The unknown threat big data security architecture that I understand 04/21 Update SLTechnology News&Howtos

The unknown threat big data security architecture that I understand

2025-04-21 Update From: SLTechnology News&Howtos shulou NAV: SLTechnology News&Howtos > Network Security >

Shulou(Shulou.com)06/01 Report--

With regard to big data's security architecture, we need to answer the following questions:

1. What big data tools or big data biosphere are used to support the whole structure?

2. What kind of data do we need to collect to analyze related security issues

3. What kind of AI algorithm should be used to support the analysis of uncharacteristic threats?

4. What kind of classification and form should be adopted to show the related security issues?

5. How to respond to security problems to form relevant closed loops, so as to improve the ability to solve security problems

This is my understanding of the above questions (from a personal point of view only):

1. It is recommended to use the big data biosphere based on Spark (ELK structure is fine, of course, but ElasticSearch itself does not have the capability similar to MapReduce; the stand-alone performance of Logstash is really worrying) Even if Flume or self-developed LogParser is used as the log standardization tool to decompose the log metadata, Kafka as the log delivery tool, Spark RDD for correlation analysis, SparkR or MLlib as the machine learning tool, Mesos as the resource scheduler, Zookeeper as the HA tool (if necessary), and HDFS as the final processing and storage tool

2. Need to collect PCAP and analyzed network metadata (mainly network session information, including application protocol information, such as DNS, HTTP/HTTPS, SMTP/IMAP/POP3, SSH, SSL/TLS, Telnet, etc.) Especially for situations where there may be bounce connections, IDS/IPS, firewalls (actually not necessary), operating system itself (including port, process information), server database / NoSQL, middleware, antivirus gateway / software (including sandbox execution results), other applications (mainly systems used by users or self-developed), and so on. It is necessary to establish the corresponding relationship between the user and the terminal; as to whether the loopholes of all kinds of systems need to be collected, this may not be necessary, because now most of them use 0day for *, even if the loopholes are swept out, it may not be effective.

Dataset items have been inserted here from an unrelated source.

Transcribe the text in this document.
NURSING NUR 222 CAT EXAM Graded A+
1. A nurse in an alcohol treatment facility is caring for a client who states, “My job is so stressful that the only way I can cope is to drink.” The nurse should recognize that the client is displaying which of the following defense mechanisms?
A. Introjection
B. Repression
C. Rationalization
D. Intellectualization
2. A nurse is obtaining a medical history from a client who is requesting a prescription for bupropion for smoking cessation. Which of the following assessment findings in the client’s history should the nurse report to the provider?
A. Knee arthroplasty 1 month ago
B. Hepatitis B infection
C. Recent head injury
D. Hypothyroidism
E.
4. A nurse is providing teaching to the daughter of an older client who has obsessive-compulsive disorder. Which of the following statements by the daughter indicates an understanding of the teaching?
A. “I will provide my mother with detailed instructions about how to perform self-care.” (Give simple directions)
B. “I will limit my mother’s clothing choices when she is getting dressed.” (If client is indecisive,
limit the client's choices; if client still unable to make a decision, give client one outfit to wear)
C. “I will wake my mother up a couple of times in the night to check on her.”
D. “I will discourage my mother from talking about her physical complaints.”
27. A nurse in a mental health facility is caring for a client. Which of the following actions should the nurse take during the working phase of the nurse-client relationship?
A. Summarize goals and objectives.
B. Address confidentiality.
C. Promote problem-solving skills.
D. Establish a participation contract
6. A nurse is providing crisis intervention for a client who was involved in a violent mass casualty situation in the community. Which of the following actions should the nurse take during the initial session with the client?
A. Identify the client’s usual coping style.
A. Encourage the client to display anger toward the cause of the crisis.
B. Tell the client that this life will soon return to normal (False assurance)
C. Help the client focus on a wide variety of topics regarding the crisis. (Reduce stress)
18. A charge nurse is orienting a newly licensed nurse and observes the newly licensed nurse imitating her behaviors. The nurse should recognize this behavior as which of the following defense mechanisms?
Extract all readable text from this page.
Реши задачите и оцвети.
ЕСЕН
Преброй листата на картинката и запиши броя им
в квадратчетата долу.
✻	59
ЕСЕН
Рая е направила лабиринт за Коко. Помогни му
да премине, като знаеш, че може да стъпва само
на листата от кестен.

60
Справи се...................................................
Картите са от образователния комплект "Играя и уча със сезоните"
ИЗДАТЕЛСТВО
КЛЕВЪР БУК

3. In Spark, AI algorithm mainly includes four categories: regression, classification, clustering (unsupervised) and collaborative filtering. I think the security issues may mainly focus on classification and clustering, especially for clustering (users can not be expected to know too much, so unsupervised is best). We only need to know the good and the bad. For example, you can portray the behavior of a terminal, that is, its network behavior (in / out), system behavior (port, service information), application behavior (logged in application system and its actions, this requires the collection of relevant application system logs, email sending and receiving, etc.)

4. As for what form to use to show the security problem, this is too much. For more information, please refer to the relevant examples of Splunk, but you should be careful not to let users do too much, but for each problem, you can still trace and export its original content to facilitate Forensics.

5. Of course, general security issues can be notified, transferred and handled in the form of ticket / SMS / email, but in case of emergency, they can be blocked directly through the application gateway (confirm that it is indeed a 100% security problem. Why not use a firewall to block it, readers can think about it).

Welcome to subscribe "Shulou Technology Information " to get latest news, interesting things and hot topics in the IT industry, and controls the hottest and latest Internet news, technology news and IT industry trends.

*The comments in the above article only represent the author's personal views and do not represent the views and positions of this website. If you have more insights, please feel free to contribute and share.